‘Taliban presently lack capabilities to attack India’
Updated on Monday, November 02, 2009, 16:45 IST Tags:Pakistan, Taliban, Droneshttp://www.zeenews.com/zeeexclusive/200 ... 7news.html
Pakistan forces have launched an offensive in South Waziristan Agency against revived Pakistan Taliban. However, the offensive has failed to deter Pak Taliban from launching more terrorist attacks around the country. In an exclusive interview with Kamna Arora of Zeenews.com, Pakistan expert Syed Adnan Ali Shah Bukhari talks about the tumult in Pak and forces’ offensive against Taliban.
Syed Adnan Ali Shah Bukhari is an Associate Research Fellow at the International Centre for Political Violence and Terrorism Research, Rajaratnam School of International Studies, Singapore.
Kamna: Is the anti-insurgency military offensive in Pakistan’s South Waziristan just an eye-wash or is Islamabad really determined this time to flush out terrorists?
Bukhari: Since early 2008, we have seen a firm resolve on the part of the Pakistani government to take-on the terrorists and eliminate them. It was for the first time in the history of the present day FATA that we are witnessing multiple military operations taking place across the length and breadth of the region. Pakistan’s present military offence against its local/Pakistani Taliban is even contrary to the previous policies of the former British Indian government (1857-1947) which pursued the strategy of subduing one tribe at one time while placating the other restive tribes and taking them on one by one over a course of time.
The current operation in South Waziristan Agency (SWA) is being pursued with the strong belief that SWA has become the headquarters of foreign and local terrorists and until the semi-sanctuaries of these terrorists are not eliminated, the wave of terrorist violence in the entire Pakistan cannot be brought down.

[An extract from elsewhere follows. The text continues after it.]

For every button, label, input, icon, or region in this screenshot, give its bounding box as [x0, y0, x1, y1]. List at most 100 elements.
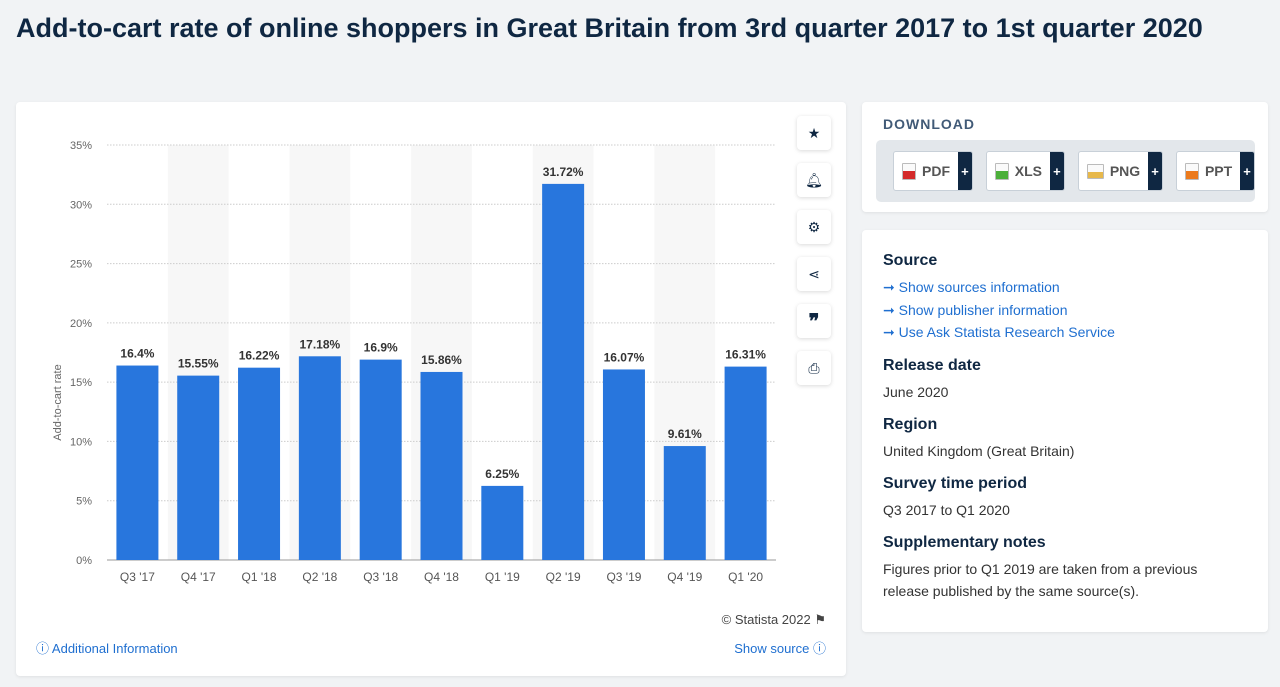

However, there are many factors that could shape the success or otherwise of the present military operation in SWA. Firstly, any major political instability in the country could derail the focus on the ongoing military operation. Secondly, the evolving external security environment around Pakistan could also factor into the success of the operations. The recent suicide attack in Iran, for example, and the evolving terrorist links between Jundullah and Pakistani terrorist groups, such as the sectarian Lashkar-e-Jhangvi (LJ), Tehrik-e-Taliban Pakistan (TTP) and al Qaeda (AQ), could be a deviation that could affect Pakistan’s focus on the drive against terrorists in FATA.
Thirdly, the cooperation of the Pakistan civil society in eliminating Taliban militants could be a major factor. Their support is crucial in eliminating the Taliban since they could provide the much-needed human intelligence (HUMINT) to root out militancy from the entire region. Fourthly, the Taliban is a cross-border phenomenon, and the Taliban in Afghanistan are growing in strength with every passing year. In 2007, the Afghan Taliban were maintaining permanent presence over 54 percent of the Afghan territory, which increased to 72 percent in 2008. In 2009, the Taliban’s presence further increased to 80 percent, with violence reaching up to the northern and western parts of the insurgency-torn country. The Pak-Afghan border is porous, and the Pakistani Taliban may sneak into Afghanistan if they come under extreme pressure from the Pakistani security forces. While Pakistan has deployed 120,000 troops on the border, there are few soldiers on the Afghan side their number needs to be increased. Unless, the Afghan Taliban are eliminated and Afghanistan stabilised, we may see the presence of Pakistani Taliban, albeit weak, in FATA.